Une notion évolutive

Mais, comme l’indique la définition qui précède, la notion d’activité incluse est évolutive, dépendant à la fois des usages d’une profession et de leur nécessaire adaptation aux nouveaux besoins, voire exigences, de la clientèle, comme en témoigne l’arrêt de la cour d’appel de Paris du 17 février 2021 rapporté.

Ainsi, dans l’affaire ayant donné lieu à l’arrêt sous étude, la juridiction du second degré est appelée à statuer sur une décision du juge des loyers commerciaux du 6 octobre 2017 dont l’un des principaux motifs de déplafonnement du loyer tenait dans l’adjonction d’une activité de « restauration à emporter et vente par internet avec livraison gratuite ». Aucune autorisation du bailleur n’avait été sollicitée et ce dernier y voyait une activité connexe ou complémentaire relevant de la procédure de l’article L. 145-47 du code de commerce.
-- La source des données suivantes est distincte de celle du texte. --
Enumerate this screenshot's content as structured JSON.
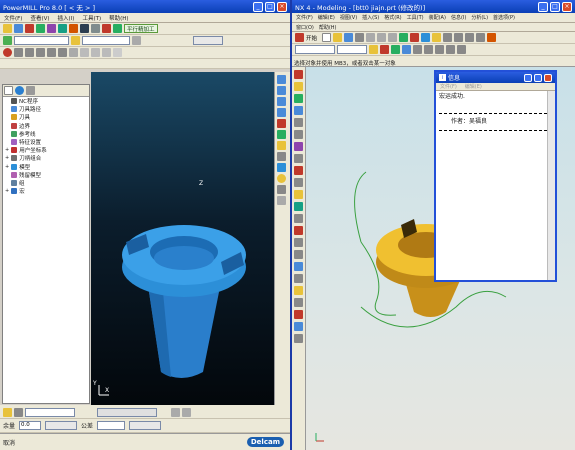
{
  "powermill": {
    "title": "PowerMILL Pro 8.0     [ < 无 > ]",
    "menu": [
      "文件(F)",
      "查看(V)",
      "插入(I)",
      "工具(T)",
      "帮助(H)"
    ],
    "strategy_label": "平行精加工",
    "tree_items": [
      "NC程序",
      "刀具路径",
      "刀具",
      "边界",
      "参考线",
      "特征设置",
      "用户坐标系",
      "刀柄组合",
      "模型",
      "残留模型",
      "组",
      "宏"
    ],
    "status_text": "取消",
    "tolerance_label": "余量",
    "tolerance_value": "0.0",
    "tol_label": "公差",
    "logo": "Delcam",
    "axis_x": "X",
    "axis_y": "Y",
    "axis_z": "Z"
  },
  "nx": {
    "title": "NX 4 - Modeling - [btt0 jiajn.prt  (修改的)]",
    "menu": [
      "文件(F)",
      "编辑(E)",
      "视图(V)",
      "插入(S)",
      "格式(R)",
      "工具(T)",
      "装配(A)",
      "信息(I)",
      "分析(L)",
      "首选项(P)"
    ],
    "menu2": [
      "窗口(O)",
      "帮助(H)"
    ],
    "start_label": "开始",
    "prompt": "选择对象并使用 MB3，或者双击某一对象"
  },
  "info_dialog": {
    "title": "信息",
    "menu": [
      "文件(F)",
      "编辑(E)"
    ],
    "line1": "宏运成功.",
    "line2": "作者：吴福良"
  },
  "colors": {
    "titlebar": "#0a3fb5",
    "part_blue": "#2c8fd8",
    "part_gold": "#e0a81c",
    "toolpath_green": "#3aa040"
  }
}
Le locataire conteste en arguant que l’évolution des usages commerciaux fait que la vente à emporter et la livraison à domicile des produits achetés, tant en alimentation générale qu’en restauration asiatique soit devenue « une modalité particulière de l’exploitation telle que prévue par le bail », autrement dit une activité incluse dans la destination du bail commercial, non soumise à autorisation du bailleur et non susceptible de justifier le déplafonnement du loyer.

Approche pragmatique 

Au sujet de la vente à emporter, les nombreuses décisions rendues par les juridictions du fond à propose des activités incluses révèlent de leur part une approche pragmatique et non conceptuelle, aboutissant à des décisions en apparence contradictoire (J.-P. Blatter, op. cit.). Ainsi, elle est admise pour la vente de pizzas sur place et à emporter dans le cadre de l’activité de restauration rapide (Paris, 16e ch. B, 11 juin 2009, n° 08/13759, AJDI 2009. 871 ), mais refusée pour celle de restaurant, salon de thé et pâtisserie (Paris, 16e ch. B, 16 mars 2001, AJDI 2001. 879, obs. J.-P. Blatter ). Par contre, en matière de livraison à domicile, les décisions connues à ce jour ont refusé d’y voir une activité incluse, le principal obstacle étant le fait qu’elle nécessite la mise en place d’une logistique supplémentaire (véhicules, livreurs) étrangère à l’activité initiale de restauration prévue au bail (Paris, 16e ch. A, 23 mai 2001, Administrer 8-9/2001. 39, note B. Boccara et D. Lipman-Boccara ; 25 févr. 2009, AJDI 2009. 790  ; Paris, 16e ch. B, 11 juin 2009, préc.).

Prolongement naturel 

Près de douze ans après la décision refusant d’admettre la livraison comme activité incluse dans celle de pizzeria-restauration rapide, la cour d’appel parisienne, tant par une analyse précise de la destination du bail commercial en cause que par une description contextuelle et macro-économique des activités principales exercées par le preneur (alimentation générale et restauration asiatique), voit en la livraison par commande internet une modalité d’exercice, expression d’une « tendance croissante » permettant « à la clientèle, notamment en milieu urbain, comme en l’espèce, de pouvoir emporter les plats cuisinés par les restaurants ou se les faire livrer à domicile, notamment par l’intermédiaire des plateformes ». La cour d’appel voit dans la livraison le prolongement naturel d’activités ayant mué pour répondre aux besoins de leur clientèle. Elle en déduit donc, par une approche que l’on peut qualifier de « téléologique et fonctionnelle » (L. Maupas, Bail commercial et destination des lieux. Étude des notions d’inclusion et de déspécialisation, JCP N 2009, n° 11, p. 1113), que la vente de plats par internet avec livraison à domicile peut être considérée comme activité incluse dans la destination contractuelle « alimentation générale et restaurant typiquement exotique, c’est-à-dire typiquement asiatique ». Mais elle formule cependant une réserve dans le sens où si l’activité de livraison est prépondérante par rapport à la restauration sur place et à emporter, la requalification de cette activité en activité connexe ou complémentaire n’est pas exclue.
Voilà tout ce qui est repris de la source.